How can I read Unicode pdf using itextsharp in c#?

Question

I am working on Unicode [Marathi] based project and for this project my task is to read Unicode text from a PDF in the following fonts

When I read the PDF using iTextSharp, I get the text as:

ररजज - (एस 13) महरररषष
पररप मतदरर जरदद 2014

where the actual text should be

राज्य - (एस-१३) महाराष्ट्र  प्रारूप मतदार यादी २०१४

Please give me solution if anyone have idea about this.

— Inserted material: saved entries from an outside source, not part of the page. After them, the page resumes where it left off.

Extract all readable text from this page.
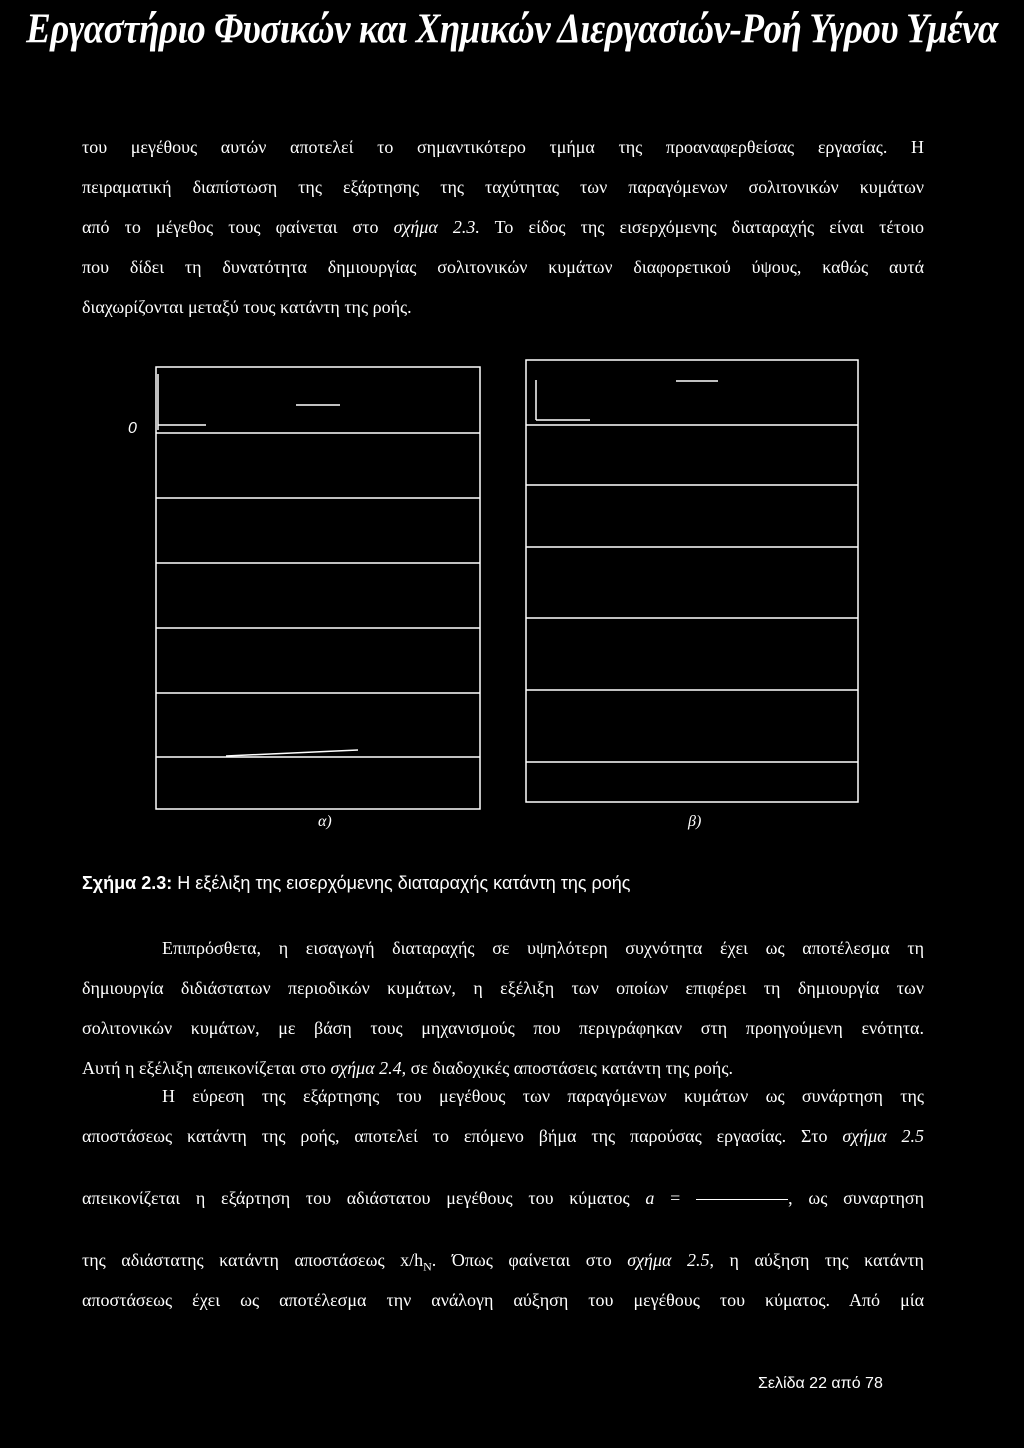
Εργαστήριο Φυσικών και Χημικών Διεργασιών-Ροή Υγρου Υμένα
του μεγέθους αυτών αποτελεί το σημαντικότερο τμήμα της προαναφερθείσας εργασίας. Η
πειραματική διαπίστωση της εξάρτησης της ταχύτητας των παραγόμενων σολιτονικών κυμάτων
από το μέγεθος τους φαίνεται στο σχήμα 2.3. Το είδος της εισερχόμενης διαταραχής είναι τέτοιο
που δίδει τη δυνατότητα δημιουργίας σολιτονικών κυμάτων διαφορετικού ύψους, καθώς αυτά
διαχωρίζονται μεταξύ τους κατάντη της ροής.
0
α)	β)
Σχήμα 2.3: Η εξέλιξη της εισερχόμενης διαταραχής κατάντη της ροής
Επιπρόσθετα, η εισαγωγή διαταραχής σε υψηλότερη συχνότητα έχει ως αποτέλεσμα τη
δημιουργία διδιάστατων περιοδικών κυμάτων, η εξέλιξη των οποίων επιφέρει τη δημιουργία των
σολιτονικών κυμάτων, με βάση τους μηχανισμούς που περιγράφηκαν στη προηγούμενη ενότητα.
Αυτή η εξέλιξη απεικονίζεται στο σχήμα 2.4, σε διαδοχικές αποστάσεις κατάντη της ροής.
Η εύρεση της εξάρτησης του μεγέθους των παραγόμενων κυμάτων ως συνάρτηση της
αποστάσεως κατάντη της ροής, αποτελεί το επόμενο βήμα της παρούσας εργασίας. Στο σχήμα 2.5
απεικονίζεται η εξάρτηση του αδιάστατου μεγέθους του κύματος a =	, ως συναρτηση
της αδιάστατης κατάντη αποστάσεως $x/h_N$. Όπως φαίνεται στο σχήμα 2.5, η αύξηση της κατάντη
αποστάσεως έχει ως αποτέλεσμα την ανάλογη αύξηση του μεγέθους του κύματος. Από μία
Σελίδα 22 από 78
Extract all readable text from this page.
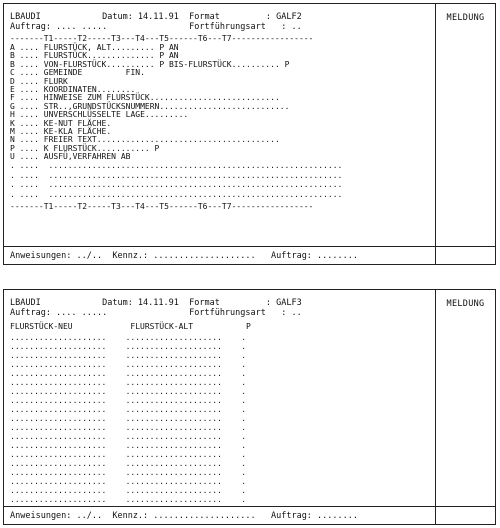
LBAUDI            Datum: 14.11.91  Format         : GALF2
Auftrag: .... .....                Fortführungsart   : ..
-------T1-----T2-----T3---T4---T5------T6---T7-----------------
A .... FLURSTÜCK, ALT......... P AN
B .... FLURSTÜCK.............. P AN
B .... VON-FLURSTÜCK.......... P BIS-FLURSTÜCK.......... P
C .... GEMEINDE         FIN.
D .... FLURK
E .... KOORDINATEN........
F .... HINWEISE ZUM FLURSTÜCK...........................
G .... STR..,GRUNDSTÜCKSNUMMERN...........................
H .... UNVERSCHLÜSSELTE LAGE.........
K .... KE-NUT FLÄCHE.
M .... KE-KLA FLÄCHE.
N .... FREIER TEXT......................................
P .... K FLURSTÜCK........... P
U .... AUSFÜ,VERFAHREN AB
. ....  .............................................................
. ....  .............................................................
. ....  .............................................................
. ....  .............................................................
-------T1-----T2-----T3---T4---T5------T6---T7-----------------
MELDUNG
Anweisungen: ../..  Kennz.: ....................   Auftrag: ........
LBAUDI            Datum: 14.11.91  Format         : GALF3
Auftrag: .... .....                Fortführungsart   : ..
FLURSTÜCK-NEU            FLURSTÜCK-ALT           P
....................    ....................    .
....................    ....................    .
....................    ....................    .
....................    ....................    .
....................    ....................    .
....................    ....................    .
....................    ....................    .
....................    ....................    .
....................    ....................    .
....................    ....................    .
....................    ....................    .
....................    ....................    .
....................    ....................    .
....................    ....................    .
....................    ....................    .
....................    ....................    .
....................    ....................    .
....................    ....................    .
....................    ....................    .
MELDUNG
Anweisungen: ../..  Kennz.: ....................   Auftrag: ........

Your output shows you are already reading "Unicode" (if that failed you would not have seen Marathi). Can you provide a link to a sample PDF with this behavior? — Jongware, Jan 09 '14 at 12:49
Please check this is the link for sample pdf.[Click here to view sample pdf](https://www.dropbox.com/s/ezz015t3qdqo5hk/test.pdf) — Pandurang Pailvan, Jan 09 '14 at 13:17
This PDF has *exactly* the same problem as described in http://stackoverflow.com/a/15566820/2564301 -- up to and including the same duplicate Unicode code points. This can't be solved by iTextSharp, nor by Acrobat Pro. — Jongware, Jan 09 '14 at 13:43
hi, i am also creating pdf using itextsharp, but when pdf is printed with marathi text, some joint word are not printed correctly. for ex- मिरची printed as मरीची , पत्ते printed as पतेते .please give any solution. — banny, Mar 19 '14 at 08:52

0 Answers0